Housing prices rose 8-10 per cent in this fiscal year and may further increase by 5 per cent in 2023-24, India Ratings and Research (Ind-Ra) said on Tuesday.
The rating agency has revised the outlook on the residential real estate sector to neutral from improving for FY24.
"The residential real estate market continued its upward trajectory in FY23 (sales growth of 15 per cent year-on-year for top eight real-estate clusters) despite pressure from higher input costs, increasing mortgage rates, and domestic and global recession," Ind-Ra said in a statement.
Recessionary and inflationary pressures could impact near-term demand slightly, it said, but expected the market to absorb the pressure.
The agency believed demand would pick up eventually.

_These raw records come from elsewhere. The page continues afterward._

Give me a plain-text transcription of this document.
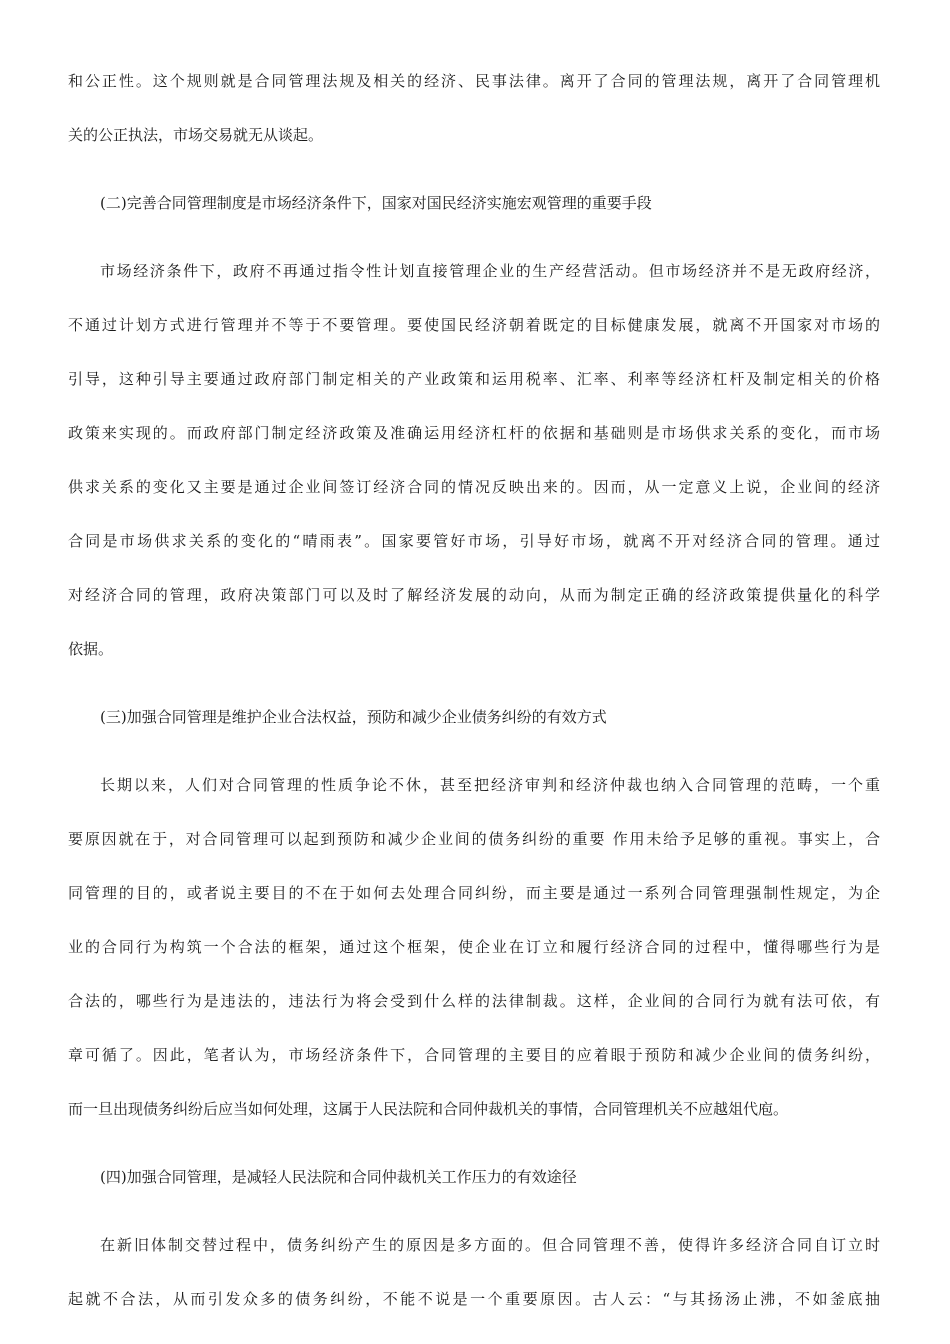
和公正性。这个规则就是合同管理法规及相关的经济、民事法律。离开了合同的管理法规，离开了合同管理机
关的公正执法，市场交易就无从谈起。
(二)完善合同管理制度是市场经济条件下，国家对国民经济实施宏观管理的重要手段
市场经济条件下，政府不再通过指令性计划直接管理企业的生产经营活动。但市场经济并不是无政府经济，
不通过计划方式进行管理并不等于不要管理。要使国民经济朝着既定的目标健康发展，就离不开国家对市场的
引导，这种引导主要通过政府部门制定相关的产业政策和运用税率、汇率、利率等经济杠杆及制定相关的价格
政策来实现的。而政府部门制定经济政策及准确运用经济杠杆的依据和基础则是市场供求关系的变化，而市场
供求关系的变化又主要是通过企业间签订经济合同的情况反映出来的。因而，从一定意义上说，企业间的经济
合同是市场供求关系的变化的“晴雨表”。国家要管好市场，引导好市场，就离不开对经济合同的管理。通过
对经济合同的管理，政府决策部门可以及时了解经济发展的动向，从而为制定正确的经济政策提供量化的科学
依据。
(三)加强合同管理是维护企业合法权益，预防和减少企业债务纠纷的有效方式
长期以来，人们对合同管理的性质争论不休，甚至把经济审判和经济仲裁也纳入合同管理的范畴，一个重
要原因就在于，对合同管理可以起到预防和减少企业间的债务纠纷的重要 作用未给予足够的重视。事实上，合
同管理的目的，或者说主要目的不在于如何去处理合同纠纷，而主要是通过一系列合同管理强制性规定，为企
业的合同行为构筑一个合法的框架，通过这个框架，使企业在订立和履行经济合同的过程中，懂得哪些行为是
合法的，哪些行为是违法的，违法行为将会受到什么样的法律制裁。这样，企业间的合同行为就有法可依，有
章可循了。因此，笔者认为，市场经济条件下，合同管理的主要目的应着眼于预防和减少企业间的债务纠纷，
而一旦出现债务纠纷后应当如何处理，这属于人民法院和合同仲裁机关的事情，合同管理机关不应越俎代庖。
(四)加强合同管理，是减轻人民法院和合同仲裁机关工作压力的有效途径
在新旧体制交替过程中，债务纠纷产生的原因是多方面的。但合同管理不善，使得许多经济合同自订立时
起就不合法，从而引发众多的债务纠纷，不能不说是一个重要原因。古人云：“与其扬汤止沸，不如釜底抽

Overall, Ind-Ra expected the sales momentum to continue and housing sales to increase by 9 per cent year-on-year, supported by a steady, healthy demand.
"Property prices have risen by 8-10 per cent year-on-year in FY'23, and might increase further by 5 per cent year-on-year in FY24," Ind-Ra said.
It pointed out that construction costs have risen 8-10 per cent year-on-year in FY23, with increased input costs causing the blended costs of developers to go up by 5-6 per cent year-on-year.
"However, developers might not hike prices over the next six-to-seven months so as to handle any macroeconomic concerns and might wait for the demand dynamics to play out," the agency said.
Ind-Ra noted that affordability had been a prime driver for housing sales in FY22.
"However, inflation compelled increase in selling prices by developers, and a series of repo rate hikes of 250 basis points since May 2022 have challenged demand dynamics in the affordable segment in FY23, while also causing mid and premium segment buyers to defer their purchases," the statement said.
Ind-Ra expects tier 1 players -- those having positive brand equity, a large scale of operations, high execution capabilities, strong refinancing abilities and healthy balance sheets -- to record a strong operating performance in FY24, given their increasing market share.
Some tier 2 and marginal players would continue to struggle with poor sales, collections and liquidity, it added.